US 12,361,750 B2
	Synthetic emotion in continuously generated voice-to-video system
Seth Jacob Rothschild, Littleton, MA (US); and Alex Robbins, Cambridge, MA (US)
Assigned to EMC IP Holding Company LLC, Hopkinton, MA (US)
Filed by EMC IP Holding Company LLC, Hopkinton, MA (US)
Filed on Aug. 27, 2021, as Appl. No. 17/446,193.
Prior Publication US 2023/0061761 A1, Mar. 2, 2023
Int. Cl. G06V 40/16 (2022.01); G06V 20/40 (2022.01); G10L 25/63 (2013.01); G11B 27/034 (2006.01); G11B 27/036 (2006.01); G11B 27/34 (2006.01)

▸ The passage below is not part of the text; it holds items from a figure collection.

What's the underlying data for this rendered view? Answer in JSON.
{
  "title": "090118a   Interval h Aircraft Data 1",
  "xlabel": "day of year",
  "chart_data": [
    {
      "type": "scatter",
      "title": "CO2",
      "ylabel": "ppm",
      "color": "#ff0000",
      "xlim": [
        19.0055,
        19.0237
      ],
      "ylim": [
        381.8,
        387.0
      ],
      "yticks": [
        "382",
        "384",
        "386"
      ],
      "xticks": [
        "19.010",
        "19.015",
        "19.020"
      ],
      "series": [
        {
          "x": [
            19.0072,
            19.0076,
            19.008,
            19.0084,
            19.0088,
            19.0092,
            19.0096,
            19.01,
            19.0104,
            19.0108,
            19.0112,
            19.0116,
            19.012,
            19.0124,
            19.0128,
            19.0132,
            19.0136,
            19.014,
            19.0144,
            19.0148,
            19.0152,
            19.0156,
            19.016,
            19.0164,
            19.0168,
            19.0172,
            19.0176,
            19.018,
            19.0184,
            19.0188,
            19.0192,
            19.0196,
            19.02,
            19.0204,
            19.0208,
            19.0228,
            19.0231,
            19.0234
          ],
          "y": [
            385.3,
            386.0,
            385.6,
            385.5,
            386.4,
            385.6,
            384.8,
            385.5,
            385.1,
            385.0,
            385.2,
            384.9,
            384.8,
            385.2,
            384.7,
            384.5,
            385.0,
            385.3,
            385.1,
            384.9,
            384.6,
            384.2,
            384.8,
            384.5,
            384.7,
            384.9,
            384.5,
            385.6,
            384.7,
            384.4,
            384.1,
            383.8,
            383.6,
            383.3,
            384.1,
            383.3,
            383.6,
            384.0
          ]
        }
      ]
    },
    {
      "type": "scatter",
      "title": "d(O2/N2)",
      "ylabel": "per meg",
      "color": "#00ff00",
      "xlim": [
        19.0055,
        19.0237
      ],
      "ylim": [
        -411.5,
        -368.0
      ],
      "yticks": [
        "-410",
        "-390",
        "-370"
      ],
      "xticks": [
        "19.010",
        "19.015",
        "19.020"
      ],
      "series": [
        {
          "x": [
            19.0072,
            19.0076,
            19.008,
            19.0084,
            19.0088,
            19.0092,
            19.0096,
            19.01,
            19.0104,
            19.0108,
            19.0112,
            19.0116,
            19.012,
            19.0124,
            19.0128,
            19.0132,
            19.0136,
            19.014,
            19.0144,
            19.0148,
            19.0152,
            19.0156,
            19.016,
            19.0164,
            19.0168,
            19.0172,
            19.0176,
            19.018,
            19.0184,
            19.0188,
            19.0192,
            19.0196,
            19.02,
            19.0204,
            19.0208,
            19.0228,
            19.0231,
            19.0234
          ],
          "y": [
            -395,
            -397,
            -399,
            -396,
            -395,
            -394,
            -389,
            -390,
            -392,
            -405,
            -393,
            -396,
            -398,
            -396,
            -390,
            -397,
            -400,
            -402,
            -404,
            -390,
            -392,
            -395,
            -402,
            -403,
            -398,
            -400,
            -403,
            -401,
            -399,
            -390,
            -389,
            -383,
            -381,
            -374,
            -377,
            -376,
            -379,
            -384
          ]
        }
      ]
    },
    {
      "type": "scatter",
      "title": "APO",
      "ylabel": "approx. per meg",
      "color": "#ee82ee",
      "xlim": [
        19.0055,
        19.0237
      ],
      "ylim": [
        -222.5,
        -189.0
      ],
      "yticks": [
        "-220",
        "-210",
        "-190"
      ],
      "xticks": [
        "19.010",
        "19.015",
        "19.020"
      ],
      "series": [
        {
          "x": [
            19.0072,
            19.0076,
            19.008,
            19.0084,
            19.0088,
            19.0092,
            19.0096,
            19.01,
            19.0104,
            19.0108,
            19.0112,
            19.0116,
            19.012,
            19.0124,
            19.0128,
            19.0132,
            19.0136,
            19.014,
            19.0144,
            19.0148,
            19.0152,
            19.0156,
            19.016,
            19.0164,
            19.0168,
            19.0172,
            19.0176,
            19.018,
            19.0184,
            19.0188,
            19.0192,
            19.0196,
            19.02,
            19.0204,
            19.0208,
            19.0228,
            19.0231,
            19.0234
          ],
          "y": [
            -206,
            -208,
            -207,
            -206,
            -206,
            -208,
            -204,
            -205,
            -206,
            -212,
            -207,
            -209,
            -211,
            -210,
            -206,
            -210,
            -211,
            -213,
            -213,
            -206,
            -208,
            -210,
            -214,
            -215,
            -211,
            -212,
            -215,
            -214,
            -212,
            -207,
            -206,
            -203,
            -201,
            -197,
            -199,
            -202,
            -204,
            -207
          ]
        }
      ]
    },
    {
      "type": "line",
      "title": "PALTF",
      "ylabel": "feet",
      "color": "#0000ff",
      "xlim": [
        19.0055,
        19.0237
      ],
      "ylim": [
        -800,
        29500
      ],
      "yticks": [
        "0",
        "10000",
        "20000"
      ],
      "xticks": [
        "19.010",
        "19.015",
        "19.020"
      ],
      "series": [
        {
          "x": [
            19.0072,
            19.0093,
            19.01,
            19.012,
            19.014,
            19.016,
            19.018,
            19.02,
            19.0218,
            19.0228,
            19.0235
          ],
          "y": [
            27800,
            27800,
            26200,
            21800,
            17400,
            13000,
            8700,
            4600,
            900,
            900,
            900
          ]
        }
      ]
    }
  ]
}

CPC G06V 40/161 (2022.01) [G06V 20/46 (2022.01); G06V 40/176 (2022.01); G10L 25/63 (2013.01); G11B 27/034 (2013.01); G11B 27/036 (2013.01); G11B 27/34 (2013.01)]

18 Claims

1. A method, comprising:

collecting an audio segment that comprises audio data generated by a user;

analyzing the audio data to identify an emotion expressed by the user;

computing start and end indices for frames of a video segment, which includes a representation of a face of the user, and the representation comprises facial features;

selecting video data that shows the emotion expressed by the user from among a plurality of video data, of which each has been prerecorded by the user expressing a respective emotion;

using the video data and the start and end indices for the frames of the video segment to modify the representation appearing in the video segment so as to generate modified faces in the selected video data based on the audio segment so that the modified faces in the selected video data appear to be speaking words in the audio segment; and

stitching the modified faces from the selected video data over faces in the video segment, thereby swapping the faces in the video segment with the modified faces in the selected video data, to create a modified video segment with the emotion expressed by the user,

wherein the modified video segment includes the audio data generated by the user.